The Hows of Hybrid Learning
The eLearning approach was initially introduced to follow epidemic safety guidelines. The newer hybrid learning and teaching approach came later as a number of teachers and students were unable to attend face-to-face lessons on campus when we commenced the school year on 1 Septemebr..
Lessons in the hybrid (online plus campus learning) approach are largely similar. In math, for instance, all students may be learning the same place value skill, but with lessons tailored for different groups based on whether they are physically on campus or online.
As explained by Ms Jane Martuneac Kang, “Online students are following a timetable that suits them better than an on-campus schedule.”
Individual considerations take into account student time zones and special time slots for teachers to manage their pupils’ independent work – something that would have been accomplished naturally in a face-to-face format.
These developments are the result of several months of research and testing by our academic staff to improve the student learning experience.
There has been a conspicuous improvement in the delivery of eLearning and hybrid teaching. Students are generally handling the new methods well. Both students and teachers have steadily adapted since February when online learning was introduced.
“For some students it took a lot of time to warm up and talk to people on a screen,” Ms Martuneac Kang recollects. Eventually, they became familiar with functions like switching on the microphone when a teacher called their name or answering questions through the chat box.
There have been several learning and refinement opportunities during this period but there are five key factors that have had a positive effect.

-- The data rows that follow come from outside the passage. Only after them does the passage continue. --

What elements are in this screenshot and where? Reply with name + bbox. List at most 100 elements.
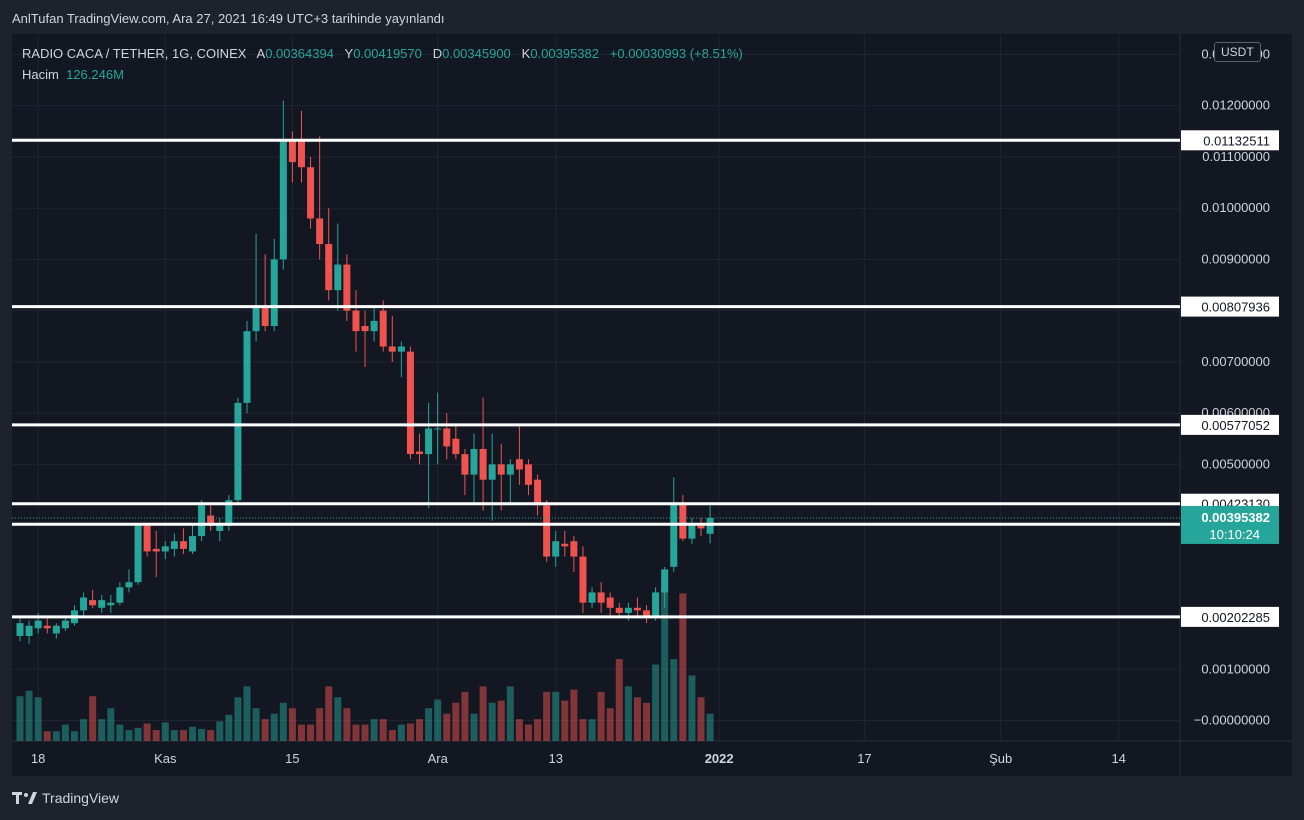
volume-label: Hacim (22, 67, 59, 82)
volume-bar (606, 708, 614, 741)
candle-body (225, 500, 233, 526)
volume-bar (198, 728, 206, 741)
volume-bar (316, 708, 324, 741)
close-label: K (521, 46, 531, 61)
candle-body (452, 438, 460, 455)
tradingview-logo-icon (12, 792, 37, 804)
low-value: 0.00345900 (442, 46, 511, 61)
volume-bar (16, 696, 24, 741)
x-tick-label: 13 (548, 751, 562, 766)
candle-body (143, 525, 151, 552)
candle-body (43, 625, 51, 629)
volume-bar (89, 696, 97, 741)
candle-body (316, 218, 324, 245)
volume-bar (98, 719, 106, 741)
volume-bar (134, 727, 142, 741)
currency-button[interactable]: USDT (1214, 42, 1261, 62)
volume-bar (506, 686, 514, 741)
candle-body (116, 587, 124, 603)
candle-body (706, 517, 714, 534)
candle-body (279, 141, 287, 260)
candle-body (443, 428, 451, 447)
volume-bar (189, 726, 197, 741)
candle-body (697, 525, 705, 529)
x-tick-label: 17 (857, 751, 871, 766)
volume-bar (25, 690, 33, 741)
volume-bar (179, 730, 187, 741)
candle-body (543, 505, 551, 557)
volume-bar (143, 723, 151, 741)
close-value: 0.00395382 (530, 46, 599, 61)
volume-bar (552, 691, 560, 741)
volume-bar (43, 731, 51, 741)
candle-body (579, 556, 587, 603)
volume-bar (434, 699, 442, 741)
volume-bar (152, 730, 160, 741)
volume-bar (679, 593, 687, 741)
candle-body (361, 326, 369, 332)
candle-body (688, 523, 696, 539)
symbol-name: RADIO CACA / TETHER, 1G, COINEX (22, 46, 247, 61)
candle-body (597, 592, 605, 603)
volume-bar (497, 700, 505, 741)
candle-body (561, 543, 569, 547)
candle-body (488, 464, 496, 480)
volume-bar (561, 700, 569, 741)
volume-bar (670, 659, 678, 741)
volume-bar (161, 722, 169, 741)
volume-bar (579, 719, 587, 741)
candle-body (261, 305, 269, 327)
candle-body (461, 454, 469, 475)
candle-body (497, 464, 505, 475)
y-tick-label: 0.00100000 (1201, 661, 1270, 676)
volume-bar (307, 724, 315, 741)
x-tick-label: Şub (989, 751, 1012, 766)
volume-bar (624, 686, 632, 741)
candle-body (198, 505, 206, 537)
volume-bar (70, 731, 78, 741)
volume-bar (270, 713, 278, 741)
volume-bar (52, 731, 60, 741)
candle-body (307, 167, 315, 219)
volume-bar (170, 730, 178, 741)
candle-body (189, 536, 197, 552)
volume-legend: Hacim 126.246M (22, 67, 124, 82)
candle-body (170, 541, 178, 549)
candle-body (506, 464, 514, 475)
countdown-label: 10:10:24 (1209, 527, 1260, 542)
low-label: D (432, 46, 443, 61)
candle-body (325, 244, 333, 291)
candle-body (624, 607, 632, 613)
volume-bar (379, 719, 387, 741)
open-value: 0.00364394 (265, 46, 334, 61)
x-tick-label: 14 (1111, 751, 1125, 766)
y-tick-label: 0.00500000 (1201, 456, 1270, 471)
candle-body (416, 451, 424, 455)
volume-bar (524, 724, 532, 741)
volume-bar (361, 724, 369, 741)
candle-body (179, 541, 187, 549)
chart-area[interactable] (12, 34, 1292, 776)
footer-brand[interactable]: TradingView (12, 790, 119, 806)
volume-bar (461, 691, 469, 741)
candle-body (434, 428, 442, 430)
volume-bar (406, 723, 414, 741)
volume-value: 126.246M (66, 67, 124, 82)
candle-body (552, 541, 560, 557)
candle-body (234, 402, 242, 501)
y-tick-label: 0.01100000 (1202, 149, 1270, 164)
change-value: +0.00030993 (+8.51%) (609, 46, 743, 61)
candle-body (633, 607, 641, 611)
x-tick-label: Kas (154, 751, 177, 766)
volume-bar (225, 714, 233, 741)
candle-body (470, 448, 478, 475)
volume-bar (107, 708, 115, 741)
candle-body (425, 428, 433, 455)
volume-bar (61, 724, 69, 741)
volume-bar (216, 721, 224, 741)
candle-body (207, 515, 215, 526)
candle-body (615, 607, 623, 613)
candle-body (252, 305, 260, 332)
volume-bar (388, 730, 396, 741)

Collaboration and planning: Despite the hurdles, teachers continue to interact and plan lessons together. Teaching teams use platforms such as Zoom and Teams to outline lessons and collaborate on resources.
Professional development: Since the commencement of e-learning, the academic leadership team and teachers have conducted regular workshops to exchange and enhance skills and to leverage functions on e-learning platforms to build engagement.
Lesson availability: For students who may be in different regions, recordings of live lessons are uploaded and saved for student access and feedback. Teachers then respond via Seesaw or Teams.
Specialised teaching: Due to location and time confines, teachers currently in Beijing provided face-to face teaching on campus since the beginning of the semester, and teachers working remotely supported students currently off-campus. This provides flexibility for both teachers and students.
Parental support: With strong support from parents, students have become more comfortable with the online learning approach. Parents have been proactive with things like printing materials, the creation of comfortable study spaces, and offering much needed moral support.
We look forward to having all our students back on campus soon and continue to ensure we are prepared at all times to switch seamlessly between e-learning and on campus teaching as necessary.